Major League Players’ Pension Benefits
Early in my career as a lawyer, I represented employee benefit plans, both health care and pension plans. As such, I’ve long been interested in the specifics of what kind of pension benefits major league players earn and the terms of those benefits. It has been a surprisingly difficult question to get a clear answer on.
First, there are two key issues in any union-employer pension plan: (1) accrual of benefit; and (2) vesting of benefit. A pension benefit accrues based on the amount of money you earn over a period of time. Vesting of the benefit occurs after the completion of a designated period of work service, most often but not always in years, that entitles the worker to actually receive the pension benefits he has accrued.
For most union-employer pension plans, benefits accrue each year that the worker earns a certain minimum amount of money, and the specific amount of the pension benefit at retirement age is typically determined by the amount of money the worker has earned in his peak earning years and his or her number of years of service under the pension plan. However, a pension benefit typically does not vest until either (1) after five full years of service, at which time the accrued benefit becomes 100% vested, which is called cliff vesting; 0r (2) vests at a rate of 20% per year over three to seven years of service, which is called graduated vesting. In other words, for a graduated vesting plan, the worker vests in his benefit 20% after three full years of service, 40% after four years, 60% after five years until 100% vested after seven years of service.
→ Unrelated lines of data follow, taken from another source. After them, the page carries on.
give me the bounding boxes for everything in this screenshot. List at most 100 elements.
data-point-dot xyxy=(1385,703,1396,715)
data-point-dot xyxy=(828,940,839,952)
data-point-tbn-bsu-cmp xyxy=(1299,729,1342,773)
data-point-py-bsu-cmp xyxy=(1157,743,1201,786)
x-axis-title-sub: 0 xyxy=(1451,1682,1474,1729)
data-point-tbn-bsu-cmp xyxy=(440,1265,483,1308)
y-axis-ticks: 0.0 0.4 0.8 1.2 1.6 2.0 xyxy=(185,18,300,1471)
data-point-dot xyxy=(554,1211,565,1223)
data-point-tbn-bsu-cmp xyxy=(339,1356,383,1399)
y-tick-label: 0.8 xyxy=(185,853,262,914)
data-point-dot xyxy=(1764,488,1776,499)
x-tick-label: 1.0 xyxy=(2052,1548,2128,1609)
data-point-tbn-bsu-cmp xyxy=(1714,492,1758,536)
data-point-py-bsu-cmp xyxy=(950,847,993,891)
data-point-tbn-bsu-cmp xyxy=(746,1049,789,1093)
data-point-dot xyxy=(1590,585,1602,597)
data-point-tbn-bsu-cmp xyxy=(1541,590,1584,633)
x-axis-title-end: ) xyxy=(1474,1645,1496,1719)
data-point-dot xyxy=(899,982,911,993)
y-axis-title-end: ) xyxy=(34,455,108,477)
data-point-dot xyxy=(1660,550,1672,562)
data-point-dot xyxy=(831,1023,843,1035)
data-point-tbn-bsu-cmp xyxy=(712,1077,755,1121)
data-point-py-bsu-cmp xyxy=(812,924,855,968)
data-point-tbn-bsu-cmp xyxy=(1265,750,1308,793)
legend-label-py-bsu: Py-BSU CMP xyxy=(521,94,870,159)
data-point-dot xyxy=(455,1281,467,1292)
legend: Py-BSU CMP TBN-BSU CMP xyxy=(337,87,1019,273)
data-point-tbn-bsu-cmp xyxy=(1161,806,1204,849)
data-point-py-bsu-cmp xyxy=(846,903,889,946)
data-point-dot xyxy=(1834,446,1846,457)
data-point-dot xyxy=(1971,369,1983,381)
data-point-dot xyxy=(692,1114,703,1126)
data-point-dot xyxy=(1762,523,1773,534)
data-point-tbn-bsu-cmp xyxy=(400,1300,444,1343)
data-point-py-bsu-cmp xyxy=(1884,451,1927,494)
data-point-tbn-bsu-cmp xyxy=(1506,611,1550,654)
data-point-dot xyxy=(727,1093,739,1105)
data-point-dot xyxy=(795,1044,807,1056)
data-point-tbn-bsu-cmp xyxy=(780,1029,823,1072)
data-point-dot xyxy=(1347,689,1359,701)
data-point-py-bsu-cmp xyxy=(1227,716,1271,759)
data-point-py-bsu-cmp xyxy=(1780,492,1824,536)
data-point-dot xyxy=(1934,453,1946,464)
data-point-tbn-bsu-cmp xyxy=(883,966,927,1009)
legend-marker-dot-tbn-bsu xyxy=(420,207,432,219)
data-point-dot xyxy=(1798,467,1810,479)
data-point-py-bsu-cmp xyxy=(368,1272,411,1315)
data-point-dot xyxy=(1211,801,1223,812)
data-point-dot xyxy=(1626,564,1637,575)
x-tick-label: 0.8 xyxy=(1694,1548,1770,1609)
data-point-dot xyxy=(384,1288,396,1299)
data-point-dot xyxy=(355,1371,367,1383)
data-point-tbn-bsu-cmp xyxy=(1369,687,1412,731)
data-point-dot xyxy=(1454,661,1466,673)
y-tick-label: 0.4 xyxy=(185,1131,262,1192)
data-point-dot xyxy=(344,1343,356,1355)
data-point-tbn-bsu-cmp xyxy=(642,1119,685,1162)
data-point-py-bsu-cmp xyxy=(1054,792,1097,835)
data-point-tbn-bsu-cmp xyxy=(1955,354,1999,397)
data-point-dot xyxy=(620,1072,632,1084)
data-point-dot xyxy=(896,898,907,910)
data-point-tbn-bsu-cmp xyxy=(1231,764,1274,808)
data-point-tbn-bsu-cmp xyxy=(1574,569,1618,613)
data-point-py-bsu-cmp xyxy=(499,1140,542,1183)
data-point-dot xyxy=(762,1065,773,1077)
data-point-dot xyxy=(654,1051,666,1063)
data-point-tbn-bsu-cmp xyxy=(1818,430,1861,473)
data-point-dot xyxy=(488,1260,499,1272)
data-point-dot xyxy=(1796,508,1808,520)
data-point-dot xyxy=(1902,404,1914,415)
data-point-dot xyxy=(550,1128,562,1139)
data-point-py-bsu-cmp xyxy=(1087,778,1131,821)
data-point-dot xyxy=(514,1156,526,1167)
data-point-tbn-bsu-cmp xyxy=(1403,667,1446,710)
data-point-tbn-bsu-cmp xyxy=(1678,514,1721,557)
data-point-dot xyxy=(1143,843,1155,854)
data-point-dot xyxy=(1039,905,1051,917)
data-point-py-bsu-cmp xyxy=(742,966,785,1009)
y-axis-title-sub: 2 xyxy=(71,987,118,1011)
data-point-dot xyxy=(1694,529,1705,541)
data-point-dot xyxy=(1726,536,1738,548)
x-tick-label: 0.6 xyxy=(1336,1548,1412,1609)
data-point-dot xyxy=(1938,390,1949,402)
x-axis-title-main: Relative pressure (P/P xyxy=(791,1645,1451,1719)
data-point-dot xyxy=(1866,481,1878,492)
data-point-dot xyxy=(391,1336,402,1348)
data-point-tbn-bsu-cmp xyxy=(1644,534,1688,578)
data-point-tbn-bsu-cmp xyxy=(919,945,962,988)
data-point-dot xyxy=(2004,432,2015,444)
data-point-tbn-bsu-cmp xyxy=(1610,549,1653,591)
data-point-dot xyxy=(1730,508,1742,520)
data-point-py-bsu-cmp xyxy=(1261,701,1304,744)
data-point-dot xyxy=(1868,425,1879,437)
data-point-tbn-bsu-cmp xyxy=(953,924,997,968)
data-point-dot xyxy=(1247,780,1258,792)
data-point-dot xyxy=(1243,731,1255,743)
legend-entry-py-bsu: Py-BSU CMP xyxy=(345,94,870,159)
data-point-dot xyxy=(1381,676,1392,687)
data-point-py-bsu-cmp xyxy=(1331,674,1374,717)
At the time that the MLB players elected to form a truly independent labor union in 1966, the players had a pre-existing pension plan which vested after five full years of major league service. While that does not sound like a lot of service, many, many major league players did not meet this requirement, because if they were not stars, they often spent part of every season in the minor leagues where they did not earn any MLB service time.
Bobby Tiefenauer, who pitched in parts of ten different major league seasons through 1968, is an example of a player with an extensive major league career who still had not reached five full years of major league service as of his last major league game. However, before the 1969 season, the players’ association negotiated eligibility down to four full seasons retroactive for all major players back to 1947.
The four full-year service requirement lasted in the MLB players pension plan until 1985. As of 1985, a major league player vests in his pension plan after only one day of major league service, i.e., one day on an major league team’s 25-man active roster. However, that leaves open the question of when a major league player begins to accrue a benefit, such that he actually receives a pension benefit when he reaches earliest retirement age, which is some time between age 55 and 65, and most likely age 62.
This is a question I have been trying for years to get a clear answer on without great success. Many websites purport to state the requirements, but they frequently contain obviously errors which conflate or confuse the difference between vesting of benefit and accrual of benefit that have left me less than convinced of the accuracy of their representations. I have even written a couple of emails to the MLB Players Association to get an answer, but they’ve never responded to my emails.
The most likely answer is as follows. Players accrue MLB pension benefits for each quarter of a major league season they are on a 25-man roster or on the major league disabled list. A quarter of a major league season is 43 days. Therefore, in order to accrue a benefit, a player must earn at least 43 days of service time in order to earn their first quarter-season of accrued service time. According to a couple of on-line sources, including this article from mlb.com in 2011, as of 2010, a player who accrued the 43-day minimum service time would earn a $34,000 annual pension starting at age 62.
After ten years of major league service, a player can earn the maximum annual benefit under a defined benefit pension plan (the MLB players’ plan is a defined benefit plan, as opposed to a defined contribution plan), which under federal law is $210,000 in 2016, increasing to $215,000 in 2017. Whether many current MLB player retirees age 62 or older earn this amount is an open question, since salaries were obviously a lot lower for former players now in their 60’s. I would guess that Dave Winfield, who is now 65 and made a lot of money in his major league career, is earning the maximum permissible benefit under federal law, but how many others are I could not say.
A 43-day service requirement still means that a large number of players who have brief major league careers do not receive a major league pension. There is a pension plan for minor league players. However, for most minor league players who don’t manage enough major league service for a major league pension, the minor league plan at best provides only a few hundred dollars a month or less of benefits at retirement age. Better than a sharp stick in the eye, but hardly enough to retire on by itself.
However, even one day of major league service brings with it certain long-term benefits. According to this article from Business Insider, one day of major league service brings some level of lifetime health care benefits. Also, once a player has earned one day of major league service time, he cannot be paid less than about $83,000 currently for minor league service.
For 4-A players with long careers at the AAA level, this could mean fairly substantial minor league pensions, even if they never earn enough major league service time for a major league pension. For most such players, however, by the time they reach their early 30’s MLB teams cut them loose because it can find younger players with no major league service time for less than half the price.